As the commercials say, "Your mileage may vary," but applying these nine tips will definitely cut down on your trips to the gas station.
1. Choose Wisely
Not everyone can afford to replace a gas guzzler with a fuel-efficient car. If you are in the market for a new car, however, why not invest in a high-mileage, fuel-efficient vehicle? The U.S. Department of Energy has compiled a comprehensive list of the most fuel-efficient cars, beginning with the ToyotaPrius (51 mpg city/48 highway) down to the Lamborghini Roadster (8 mpg city/13 highway). Of course, if you can afford a Lamborghini, you likely don't care about the price of gas.
2. Maintenance Tips
Keep tires inflated properly and next time buy low-rolling-resistance tires. Keep an eye on your mileage and, if you notice it slipping, check for engine or brake problems. Regularly schedule oil changes and tune-ups, according to the guidelines in your user's manual. Check for worn spark plugs, dragging brakes, and low transmission fluid. While you're at it, have your wheels aligned, tires rotated and replace a dirty air filter.
3. Drive Sanely
Drive like Evel Knievel and you'll pay for the thrill. Wind resistance increases dramatically with speed so, for every mile per hour over 55 you drive, your fuel economy goes down by 2 percent. Speeding, sudden braking and jack-rabbit starts are notoriously inefficient ways to drive.
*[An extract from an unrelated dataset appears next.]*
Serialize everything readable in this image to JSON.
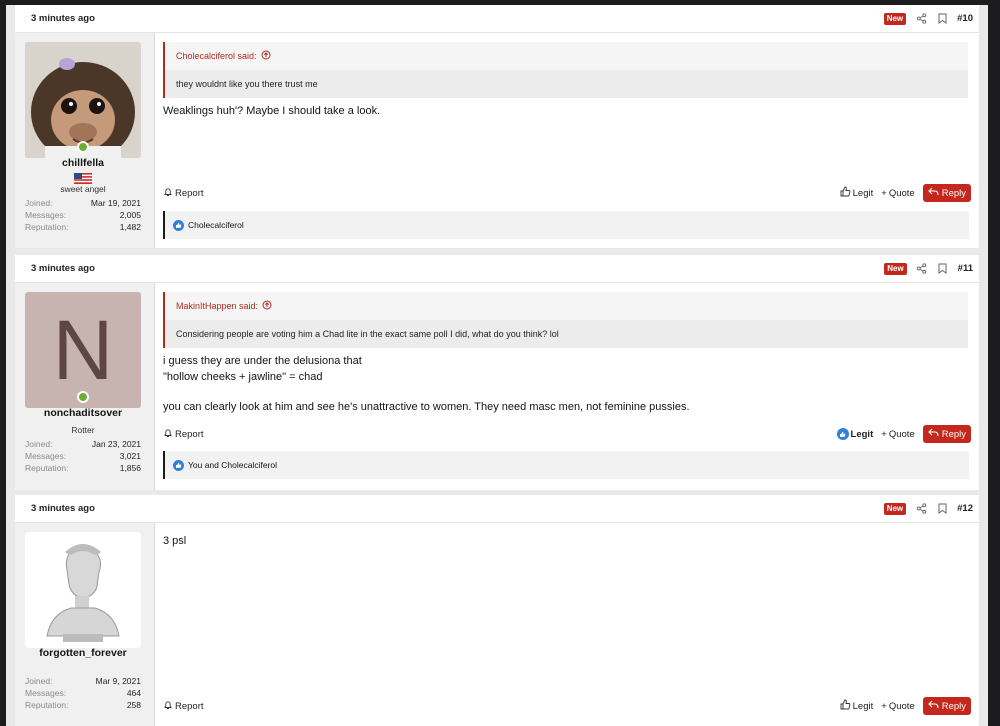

Not only will driving sanely maximize your fuel efficiency but it will also reduce wear and tear on your vehicle.
4. Smooth It Out
The Environmental Protection Agency recommends "smoothing" your driving by accelerating and decelerating gradually and anticipating stops and starts. If you have an overdrive gear, use it as soon as your speed is high enough. If you drive a manual transmission, shift to a higher gear smoothly and as soon as possible without bucking. As the Car Guys say, "Believe it or not, due to an unexplainedEinsteinian time warp, you'll also get to your destination in about the same time."
5. Think Ahead
Plan your stops and combine trips to avoid extra driving. A warmed-up engine and catalyst operates more smoothly, so combining several short trips into one can make a big difference. Avoid rush hour andyou'll spend a lot less time idling and wasting gas.
6. Clean Up Your Act
Remove all that extra crap you've been toting around for ages. Carrying an extra 100 pounds reduces fuel economy by roughly one percent.
7. Don't Warm It Up
Unlike many older cars and trucks, modern vehicles don't need to warm up. They have automatic chokes so you don't need to step on the gas pedal before starting the engine. The majority of vehicles only need 30 seconds to warm up in cold weather. The best way to warm up a vehicle is to drive it slowly until it reaches proper operating temperature.
8. Fill-er-up With Regular
Unless your owner's manual says otherwise, your vehicle will be just as happy with regular gasoline. Premium, high-octane fuels improve neither fuel economy nor performance and will just waste your money.
9. Prudent Parking
Park in the shade on hot days to minimize fuel evaporation. Clean out the garage and use it as much as possible to keep your vehicle cool in summer and warm in winter. If you have to park outdoors, windshield shades can cut down on summer heat and reduce frost in the winter.